Он поковырял в темноте, стараясь подцепить пальцами колесико завода, передвинул стрелки, произнес тихо:
— Перевел.
— Ну что Чехословакия? Много замков, дворцов, зелени, прибранности, много садов, плантаций хмеля, много слив и яблонь — особенно вдоль дорог... Много чистых, ухоженных деревенек, в которых мостовые моют, как полы, много пивных баров с черным и светлым пивом, много музеев.
— Музеи я люблю, — тихо произнес Исаченков, и она откликнулась, начала рассказывать о музеях.
— У чехов пристрастие к устройству музеев. По любому частному поводу они могут изобрести экспозицию, подобрать все тонко, со вкусом, и главное — интересно. Например, я была в музее шляп... Очень маленький, уютный музей, помещается всего не то в двух, не то в трех комнатах в старом каменном доме. Собраны шляпы всех времен и народов, начиная с романского периода... Это примерно десятый век... С романского периода до наших дней. Чего там только нет! И головные уборы епископов, и русских митрополитов, и турецкие фески, и женские чепцы, и даже шляпа австрийского служащего, сделанная из петушиных перьев, и шапки гренадеров — бараньи, лохматые, и головные уборы великих граждан Чехословакии — чего там только нет! Казалось бы, что для человечества история шляп? А ведь это история развития общества. Нигде социальное неравенство не проглядывалось так ярко, как в костюме... В той же шляпе, если хотите...

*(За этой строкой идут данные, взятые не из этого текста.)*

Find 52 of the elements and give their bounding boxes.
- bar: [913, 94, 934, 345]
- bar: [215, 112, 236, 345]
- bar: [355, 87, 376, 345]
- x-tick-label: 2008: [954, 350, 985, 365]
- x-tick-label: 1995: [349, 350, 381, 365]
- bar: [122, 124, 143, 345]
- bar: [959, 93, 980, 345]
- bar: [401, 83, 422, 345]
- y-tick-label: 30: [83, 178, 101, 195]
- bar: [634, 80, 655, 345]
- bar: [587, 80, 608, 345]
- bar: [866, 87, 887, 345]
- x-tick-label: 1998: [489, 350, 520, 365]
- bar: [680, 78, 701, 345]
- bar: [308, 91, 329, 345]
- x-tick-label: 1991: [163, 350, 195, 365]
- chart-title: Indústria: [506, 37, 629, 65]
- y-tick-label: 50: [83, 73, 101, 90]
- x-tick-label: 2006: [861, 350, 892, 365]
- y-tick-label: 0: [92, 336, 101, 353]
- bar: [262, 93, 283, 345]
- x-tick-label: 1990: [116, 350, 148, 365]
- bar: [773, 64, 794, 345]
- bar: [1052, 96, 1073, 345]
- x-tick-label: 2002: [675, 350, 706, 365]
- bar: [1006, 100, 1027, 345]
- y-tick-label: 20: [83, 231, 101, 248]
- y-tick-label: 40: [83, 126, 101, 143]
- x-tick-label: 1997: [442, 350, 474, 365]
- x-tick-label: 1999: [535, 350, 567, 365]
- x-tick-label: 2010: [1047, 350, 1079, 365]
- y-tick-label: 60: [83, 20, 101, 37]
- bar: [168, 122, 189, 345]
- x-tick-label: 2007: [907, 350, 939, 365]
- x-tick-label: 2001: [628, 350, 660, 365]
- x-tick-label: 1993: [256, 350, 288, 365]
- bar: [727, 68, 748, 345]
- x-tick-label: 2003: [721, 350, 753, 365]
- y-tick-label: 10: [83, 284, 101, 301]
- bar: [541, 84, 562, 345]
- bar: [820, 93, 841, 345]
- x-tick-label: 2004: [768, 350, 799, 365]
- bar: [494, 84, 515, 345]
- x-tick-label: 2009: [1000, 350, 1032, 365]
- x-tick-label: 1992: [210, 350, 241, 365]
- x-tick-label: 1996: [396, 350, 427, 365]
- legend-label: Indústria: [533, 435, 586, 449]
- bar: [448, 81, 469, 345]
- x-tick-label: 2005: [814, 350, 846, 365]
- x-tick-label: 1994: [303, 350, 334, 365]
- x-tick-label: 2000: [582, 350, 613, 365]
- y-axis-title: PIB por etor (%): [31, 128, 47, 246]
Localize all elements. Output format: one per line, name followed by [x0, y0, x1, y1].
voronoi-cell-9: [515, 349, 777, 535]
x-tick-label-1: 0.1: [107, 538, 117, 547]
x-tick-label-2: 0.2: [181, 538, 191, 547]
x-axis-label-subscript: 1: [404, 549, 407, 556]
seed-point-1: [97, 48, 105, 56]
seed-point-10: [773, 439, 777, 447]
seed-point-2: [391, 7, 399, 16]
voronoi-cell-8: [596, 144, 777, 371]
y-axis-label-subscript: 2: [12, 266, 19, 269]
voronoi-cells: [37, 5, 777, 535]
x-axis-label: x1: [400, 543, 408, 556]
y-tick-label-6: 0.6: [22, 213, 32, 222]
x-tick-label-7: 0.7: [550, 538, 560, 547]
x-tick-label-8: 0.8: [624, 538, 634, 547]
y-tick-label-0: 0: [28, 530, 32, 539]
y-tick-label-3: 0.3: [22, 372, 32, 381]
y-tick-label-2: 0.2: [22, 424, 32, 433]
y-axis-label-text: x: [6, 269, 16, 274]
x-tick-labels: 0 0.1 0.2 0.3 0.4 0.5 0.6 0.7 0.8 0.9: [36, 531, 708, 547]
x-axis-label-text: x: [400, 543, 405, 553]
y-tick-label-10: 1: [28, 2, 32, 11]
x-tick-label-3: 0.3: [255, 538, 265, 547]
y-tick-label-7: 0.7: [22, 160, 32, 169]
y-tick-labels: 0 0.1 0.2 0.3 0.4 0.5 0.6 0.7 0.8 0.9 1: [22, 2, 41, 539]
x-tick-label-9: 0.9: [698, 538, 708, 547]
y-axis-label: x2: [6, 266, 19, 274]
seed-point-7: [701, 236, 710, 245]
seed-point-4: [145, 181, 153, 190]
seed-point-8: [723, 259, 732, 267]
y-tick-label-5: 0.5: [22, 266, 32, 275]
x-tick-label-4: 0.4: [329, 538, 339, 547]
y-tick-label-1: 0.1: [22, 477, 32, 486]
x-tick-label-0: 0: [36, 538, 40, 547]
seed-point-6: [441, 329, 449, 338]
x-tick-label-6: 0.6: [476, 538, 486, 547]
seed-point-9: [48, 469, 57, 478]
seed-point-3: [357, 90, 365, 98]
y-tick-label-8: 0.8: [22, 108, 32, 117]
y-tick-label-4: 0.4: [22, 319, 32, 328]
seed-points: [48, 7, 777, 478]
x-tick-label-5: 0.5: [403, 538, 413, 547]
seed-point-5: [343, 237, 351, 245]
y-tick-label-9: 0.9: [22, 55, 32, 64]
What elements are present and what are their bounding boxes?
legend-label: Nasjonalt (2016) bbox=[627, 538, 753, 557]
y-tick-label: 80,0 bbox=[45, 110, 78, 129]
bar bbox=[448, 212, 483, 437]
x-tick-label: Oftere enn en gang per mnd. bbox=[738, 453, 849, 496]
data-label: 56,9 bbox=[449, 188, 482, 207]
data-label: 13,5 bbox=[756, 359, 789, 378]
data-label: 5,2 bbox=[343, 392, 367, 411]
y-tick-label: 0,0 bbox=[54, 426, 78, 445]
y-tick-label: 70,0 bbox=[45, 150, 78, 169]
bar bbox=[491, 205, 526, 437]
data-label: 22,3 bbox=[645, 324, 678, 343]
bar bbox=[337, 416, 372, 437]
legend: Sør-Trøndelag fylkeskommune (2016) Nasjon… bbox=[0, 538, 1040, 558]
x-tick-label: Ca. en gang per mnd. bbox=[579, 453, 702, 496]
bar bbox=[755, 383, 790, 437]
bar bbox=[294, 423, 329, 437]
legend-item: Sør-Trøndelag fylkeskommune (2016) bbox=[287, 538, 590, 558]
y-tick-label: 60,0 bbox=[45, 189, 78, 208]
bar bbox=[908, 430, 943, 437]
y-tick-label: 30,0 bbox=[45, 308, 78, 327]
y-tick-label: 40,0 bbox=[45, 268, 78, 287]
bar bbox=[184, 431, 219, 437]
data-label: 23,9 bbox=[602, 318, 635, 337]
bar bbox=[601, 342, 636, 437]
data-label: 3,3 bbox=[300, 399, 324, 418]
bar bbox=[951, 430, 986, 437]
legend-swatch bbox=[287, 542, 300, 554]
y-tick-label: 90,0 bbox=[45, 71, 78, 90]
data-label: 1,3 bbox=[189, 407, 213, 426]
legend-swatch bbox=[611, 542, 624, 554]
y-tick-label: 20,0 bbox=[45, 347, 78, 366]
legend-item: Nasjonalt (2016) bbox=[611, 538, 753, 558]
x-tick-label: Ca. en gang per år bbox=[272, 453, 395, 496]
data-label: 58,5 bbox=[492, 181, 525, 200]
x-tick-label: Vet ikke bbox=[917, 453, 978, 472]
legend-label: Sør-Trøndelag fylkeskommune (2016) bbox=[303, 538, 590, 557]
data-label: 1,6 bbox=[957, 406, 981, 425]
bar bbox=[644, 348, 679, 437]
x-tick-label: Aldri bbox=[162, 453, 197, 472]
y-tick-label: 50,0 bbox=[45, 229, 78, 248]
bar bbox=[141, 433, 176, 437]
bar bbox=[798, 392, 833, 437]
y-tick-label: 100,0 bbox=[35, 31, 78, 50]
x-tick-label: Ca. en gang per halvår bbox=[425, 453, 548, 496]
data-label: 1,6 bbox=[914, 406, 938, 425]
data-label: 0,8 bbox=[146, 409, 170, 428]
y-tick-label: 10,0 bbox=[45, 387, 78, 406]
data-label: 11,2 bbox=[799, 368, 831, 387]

— Вы учительница? — спросил Исаченков, рассмеялся тихо и благодарно за то, что исчезла боль, улеглась истома, стало спокойно и тепло на душе.
— Нет, я не учительница, — качнула она головой. — Я инженером работаю. На хлебозаводе. А еще я — неосвобожденный комсомольский работник. Секретарь комсомольской организации.
«Даже не верится, — подумал Исаченков, — такой романтичный рассказ о шляпах и вдруг — проза! Хлебозавод...»
— Как вас зовут?
— Анна.
Он посмотрел полуприкрытыми глазами на рекламу, втянул в себя маслянистый застойный городской воздух.
— Теплынь какая.
— Бабье лето, вот и теплынь.
Что-то забытое, тревожное снова проснулось в нем, какое-то сложное чувство охватило сего, и Исаченкову стало непривычно знобко, будто он заплыл далеко в море, откуда нитка берега не видна, и собрался уже повернуть обратно, как бешено замолотило сердце, он понял, что на обратнуго дорогу у него не хватит сил, и кожа при этой мысли враз покрылась гусиными точками, укусами холода, и губы посинели, съежились, подернулись морщинами, и ему захотелось стать на что-нибудь твердое, но ногам не на что было опереться — под ногами бездна...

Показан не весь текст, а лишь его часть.